De uma maneira simplista diria que os japoneses vêem qualquer que
sejam as arts and crafts no sentido:
matéria-forma-estética, e o ocidente no sentido: estética-forma-matéria.
O shintoísmo religião
primordial no Japão tem muito a ver com
este fenómeno em minha opinião, mas isso já é outra conversa.
Sendo a cerâmica tão vasta e
complexa em termos de técnicas, materiais e possibilidades desses minerais
serem transformados em algo pela mão do homem, artista ou artesão, acabei por
perceber que não seria nunca um potter
ou oleiro. Isso no sentido em que a
busca de técnicas para conseguir milhares de efeitos derivados de diferentes
barros, cores ou certos resultados nas queimas consome por assim dizer toda a
energia e tempo disponível na vida
inteira de um ceramista. Aperfeiçoar
técnicas exaustivamente a todos esses níveis, nunca foi no meu trabalho o mais importante.
Na realidade a busca na cerâmica para mim é
mais centrada em encontrar uma verdade, uma expressão própria e inerente quase
que universal em qualquer material, como também a madeira terá, outra o metal e
por assim dizer todos os materiais. Então conseguir ultrapassar finalmente o
factor ''os materiais''. Ou seja, o que acontece no meu trabalho muitas vezes
até no mais ''utilitário'' é quase um paradoxo:
na realidade os materiais são tão essenciais quanto pouca relevância
têm. Pode ser um qualquer, mesmo plástico, apenas emergem, este ou aquele, pela
necessidade de encontar uma mais perfeita composição, cor, equilibrio ou
expressão.
Sei que a cerâmica japonesa é altamente apreciada pelos
japoneses, que por ser utilitária não deixa de ser menos artística. Esta atitude e visão contradiz de certo modo
aquele (falso) paradigma ocidental que diz que a arte, para o ser, não pode ter uma utilidade. Quer
comentar?
Esta questão é complexa e só
pode ser vista à luz dum conceito de beleza muito próprio e inato aos
japoneses. Na realidade até na cerimónia do chá, que é onde se atinge o auge deste conceito,
como falo mais adiante, por estranho que pareça, ia buscar tijelas com várias
outras funções e objectos que não eram feitos por japoneses. Muitas tijelas e
escolas de chá usaram e apreciaram tijelas e utensílios até de diferentes
eras na história, encontrados na China e
Coreia.
Isto apenas
prova que não são as técnicas ou tradições de um artesanato japonês, e o
seu aperfeiçoamento ate à exaustão que podem levar a que um objecto seja tido
como de grande valor artistico para satisfazer o conceito de beleza nos
Japoneses.
A existência do conceito wabi sabi, ou os três iis, imperfeito, impermanente, incompleto,
derivado de ensinamentos budistas, e associado a outras influências shintoístas
como a assimetria, simplicidade, austeridade, e sentido de
economia de meios na concepção dos objectos e uso de imagem, criam uma
sensação de intimidade profunda com a natureza.

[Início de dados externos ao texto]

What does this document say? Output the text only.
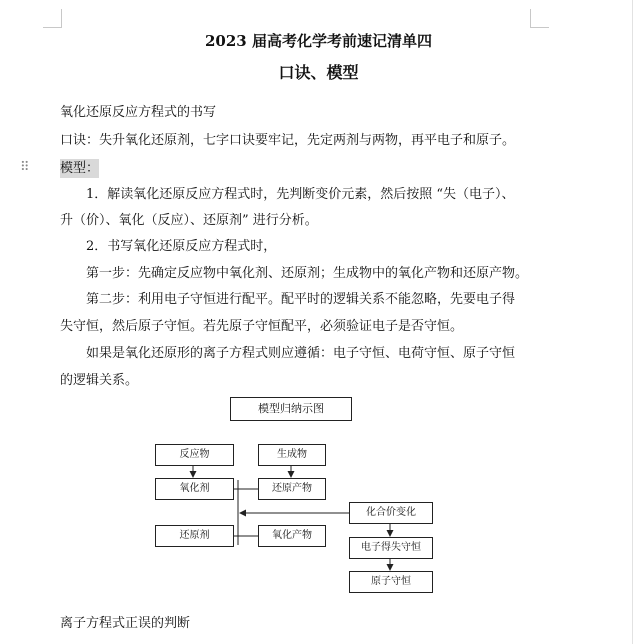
2023 届高考化学考前速记清单四
口诀、模型
氧化还原反应方程式的书写
口诀：失升氧化还原剂，七字口诀要牢记，先定两剂与两物，再平电子和原子。
⠿ 模型：
1．解读氧化还原反应方程式时，先判断变价元素，然后按照 “失（电子）、
升（价）、氧化（反应）、还原剂” 进行分析。
2．书写氧化还原反应方程式时，
第一步：先确定反应物中氧化剂、还原剂；生成物中的氧化产物和还原产物。
第二步：利用电子守恒进行配平。配平时的逻辑关系不能忽略，先要电子得
失守恒，然后原子守恒。若先原子守恒配平，必须验证电子是否守恒。
如果是氧化还原形的离子方程式则应遵循：电子守恒、电荷守恒、原子守恒
的逻辑关系。
模型归纳示图
反应物	生成物
氧化剂	还原产物
还原剂	氧化产物
化合价变化
电子得失守恒
原子守恒
离子方程式正误的判断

E é assim que esses objectos, de uma ingenuidade íntegra, criam um
muito particular conceito de
estética, pelo que objectos de uso
diário, podem também ser elevados por tal, ao mais alto sentido artístico.
Além do barro, que outros
materiais utilizas para as tuas peças? Consideras-te
pioneira na utilização dos diversos materiais e na
sua combinação?
Acho que já respondi um pouco a esta
pergunta. Há muitos artistas que combinam materiais, mas sim cada um encontra o
seu caminho e expressão e nesse sentido todo o artista é pioneiro em algo. Uso muito o gesso, que é considerado um
material menos nobre na cerâmica e escultura, pelas suas características de
pouca durabilidade, mas que para mim é um material rico e infinito de
possibilidades técnicas e expressivas. Também uso metal e madeira, e vidro
fundido, não vidro soprado, esse só muito esporadicamente. Combino para
além disso técnicas de gravura e serigrafia em todos esses materiais, sejam essas
impressões feitas depois cozidas a alta temperatura ou não.
Como é a vida cultural no Japão e como se consegue expôr em galerias no Japão?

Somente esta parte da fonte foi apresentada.